Friday, November 8, 2013
West End Ballroom A (Washington Marriott)

*Names in bold indicate Presenter

Bethany Slater, State University of New York, Albany
As domestic hunger has grown, the nonprofits that provide food to individuals are struggling to keep pace with demand.  Reliance is increasing with over 3 billion pounds of food provided to an estimated 37 million clients annually (Feeding America, 2012).  Pending cuts to SNAP and other government programs due to the federal deficit will continue to exacerbate this dependence as emergency food programs struggle to maintain food supplies. This study seeks to determine the effects of different fundraising resources and their relationship to food distribution.   How can these nonprofits best target their fundraising strategies to protect their durability in this changing landscape?

The food provided by emergency food programs comes from purchases and donations of food from individuals, businesses, grocers, and government.  While emergency food assistance is delivered by the nonprofit sector, its financing depends on a public-private partnership.  Originally operations were small and relied on donations from individuals and businesses.  Food banks were created across the country to capture excess food and supply it to local programs to decrease the programs’ operating costs. Government policies also contribute to emergency food assistance.  The distribution of commodities through TEFAP was instrumental in providing a second stable source of food (Lipsky & Thibodeau, 1988; Poppendieck, 1998).  Commodities are federal government purchases that are repackaged and distributed to emergency food programs.  Over $260 million was allocated to TEFAP in 2012 (USDA, 2012).  A portion of the $120 million for the Emergency Food and Shelter Program (EFSP) provides financial assistance to purchase food (EFSP website, 2012).  Within NYS, the Department of Health’s HPNAP program provides $29.7 million in financial support to emergency food programs to assist in acquiring food and alleviating nonfood costs (HPNAP, 2012). 

This paper will evaluate budgets and meals provided using regression analysis among 260 food pantries, soup kitchens and shelters in upstate New York.   The dependent variable will be annual meals served as reported by the emergency food program.  Independent variables will include total budget for purchased foods, percentage of donated food received, percentage of EFSP funds,  TEFAP food, HPNAP financial support, and other financial support.  The data analyzed is collected by the Food Bank of Central New York.  This data will provide accurate information that is program specific, accurate, and contains a high number of quantifiable observations.  These variables will be analyzed to determine the effects of different fundraising resources and their relationship to food distribution.

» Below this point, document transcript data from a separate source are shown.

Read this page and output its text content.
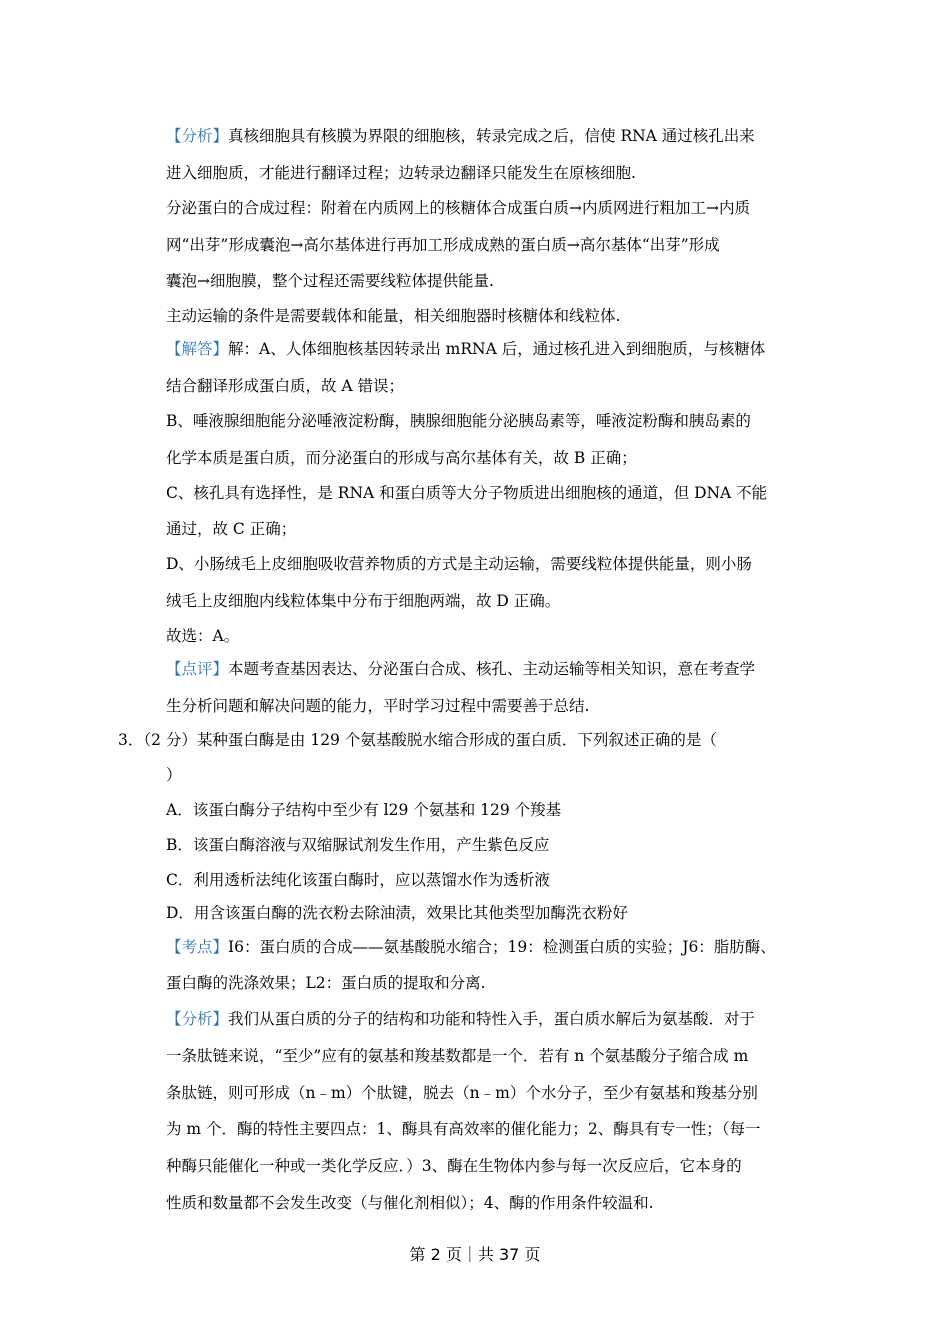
【分析】真核细胞具有核膜为界限的细胞核，转录完成之后，信使 RNA 通过核孔出来
进入细胞质，才能进行翻译过程；边转录边翻译只能发生在原核细胞.
分泌蛋白的合成过程：附着在内质网上的核糖体合成蛋白质→内质网进行粗加工→内质
网“出芽”形成囊泡→高尔基体进行再加工形成成熟的蛋白质→高尔基体“出芽”形成
囊泡→细胞膜，整个过程还需要线粒体提供能量.
主动运输的条件是需要载体和能量，相关细胞器时核糖体和线粒体.
【解答】解：A、人体细胞核基因转录出 mRNA 后，通过核孔进入到细胞质，与核糖体
结合翻译形成蛋白质，故 A 错误；
B、唾液腺细胞能分泌唾液淀粉酶，胰腺细胞能分泌胰岛素等，唾液淀粉酶和胰岛素的
化学本质是蛋白质，而分泌蛋白的形成与高尔基体有关，故 B 正确；
C、核孔具有选择性，是 RNA 和蛋白质等大分子物质进出细胞核的通道，但 DNA 不能
通过，故 C 正确；
D、小肠绒毛上皮细胞吸收营养物质的方式是主动运输，需要线粒体提供能量，则小肠
绒毛上皮细胞内线粒体集中分布于细胞两端，故 D 正确。
故选：A。
【点评】本题考查基因表达、分泌蛋白合成、核孔、主动运输等相关知识，意在考查学
生分析问题和解决问题的能力，平时学习过程中需要善于总结.
3．（2 分）某种蛋白酶是由 129 个氨基酸脱水缩合形成的蛋白质．下列叙述正确的是（
）
A．该蛋白酶分子结构中至少有 l29 个氨基和 129 个羧基
B．该蛋白酶溶液与双缩脲试剂发生作用，产生紫色反应
C．利用透析法纯化该蛋白酶时，应以蒸馏水作为透析液
D．用含该蛋白酶的洗衣粉去除油渍，效果比其他类型加酶洗衣粉好
【考点】I6：蛋白质的合成——氨基酸脱水缩合；19：检测蛋白质的实验；J6：脂肪酶、
蛋白酶的洗涤效果；L2：蛋白质的提取和分离.
【分析】我们从蛋白质的分子的结构和功能和特性入手，蛋白质水解后为氨基酸．对于
一条肽链来说，“至少”应有的氨基和羧基数都是一个．若有 n 个氨基酸分子缩合成 m
条肽链，则可形成（n﹣m）个肽键，脱去（n﹣m）个水分子，至少有氨基和羧基分别
为 m 个．酶的特性主要四点：1、酶具有高效率的催化能力；2、酶具有专一性；（每一
种酶只能催化一种或一类化学反应．）3、酶在生物体内参与每一次反应后，它本身的
性质和数量都不会发生改变（与催化剂相似）；4、酶的作用条件较温和.
第 2 页｜共 37 页
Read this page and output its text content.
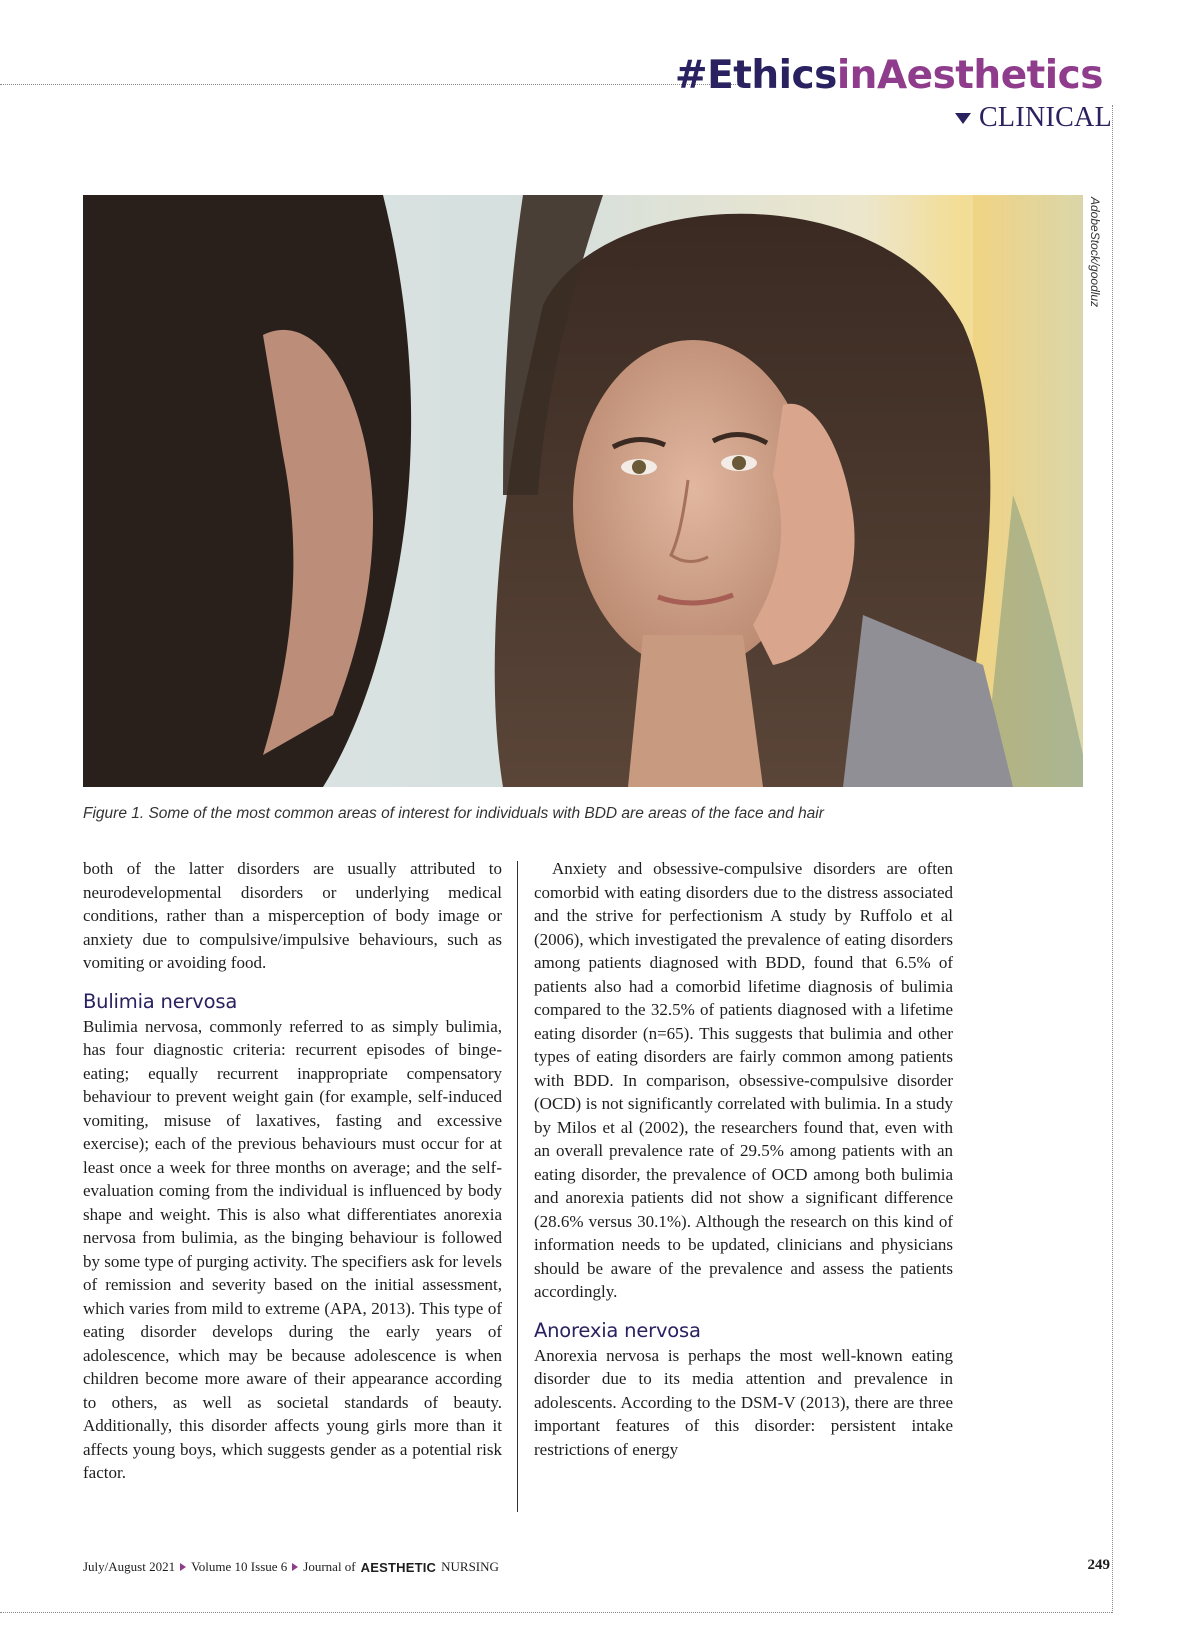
#EthicsinAesthetics
CLINICAL
AdobeStock/goodluz

Figure 1. Some of the most common areas of interest for individuals with BDD are areas of the face and hair

both of the latter disorders are usually attributed to neurodevelopmental disorders or underlying medical conditions, rather than a misperception of body image or anxiety due to compulsive/impulsive behaviours, such as vomiting or avoiding food.

Bulimia nervosa

Bulimia nervosa, commonly referred to as simply bulimia, has four diagnostic criteria: recurrent episodes of binge-eating; equally recurrent inappropriate compensatory behaviour to prevent weight gain (for example, self-induced vomiting, misuse of laxatives, fasting and excessive exercise); each of the previous behaviours must occur for at least once a week for three months on average; and the self-evaluation coming from the individual is influenced by body shape and weight. This is also what differentiates anorexia nervosa from bulimia, as the binging behaviour is followed by some type of purging activity. The specifiers ask for levels of remission and severity based on the initial assessment, which varies from mild to extreme (APA, 2013). This type of eating disorder develops during the early years of adolescence, which may be because adolescence is when children become more aware of their appearance according to others, as well as societal standards of beauty. Additionally, this disorder affects young girls more than it affects young boys, which suggests gender as a potential risk factor.

Anxiety and obsessive-compulsive disorders are often comorbid with eating disorders due to the distress associated and the strive for perfectionism A study by Ruffolo et al (2006), which investigated the prevalence of eating disorders among patients diagnosed with BDD, found that 6.5% of patients also had a comorbid lifetime diagnosis of bulimia compared to the 32.5% of patients diagnosed with a lifetime eating disorder (n=65). This suggests that bulimia and other types of eating disorders are fairly common among patients with BDD. In comparison, obsessive-compulsive disorder (OCD) is not significantly correlated with bulimia. In a study by Milos et al (2002), the researchers found that, even with an overall prevalence rate of 29.5% among patients with an eating disorder, the prevalence of OCD among both bulimia and anorexia patients did not show a significant difference (28.6% versus 30.1%). Although the research on this kind of information needs to be updated, clinicians and physicians should be aware of the prevalence and assess the patients accordingly.

Anorexia nervosa

Anorexia nervosa is perhaps the most well-known eating disorder due to its media attention and prevalence in adolescents. According to the DSM-V (2013), there are three important features of this disorder: persistent intake restrictions of energy

July/August 2021 Volume 10 Issue 6 Journal of AESTHETIC NURSING	249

The institutionalization of emergency food programs and growing number of individuals seeking food assistance highlights the need to evaluate current fundraising practices.   This public-private partnership has evolved and current resources come in the form of in-kind support (TEFAP, food drives) and cash support (EFSP, HPNAP, fundraising).  As emergency food programs struggle to keep up with increased demand, is one form of support more valuable than another?  This regression analysis can educate practitioners on how to devote their limited capacity to fundraising strategies which maximize their food distribution as well as policymakers in designing effective anti-hunger policy.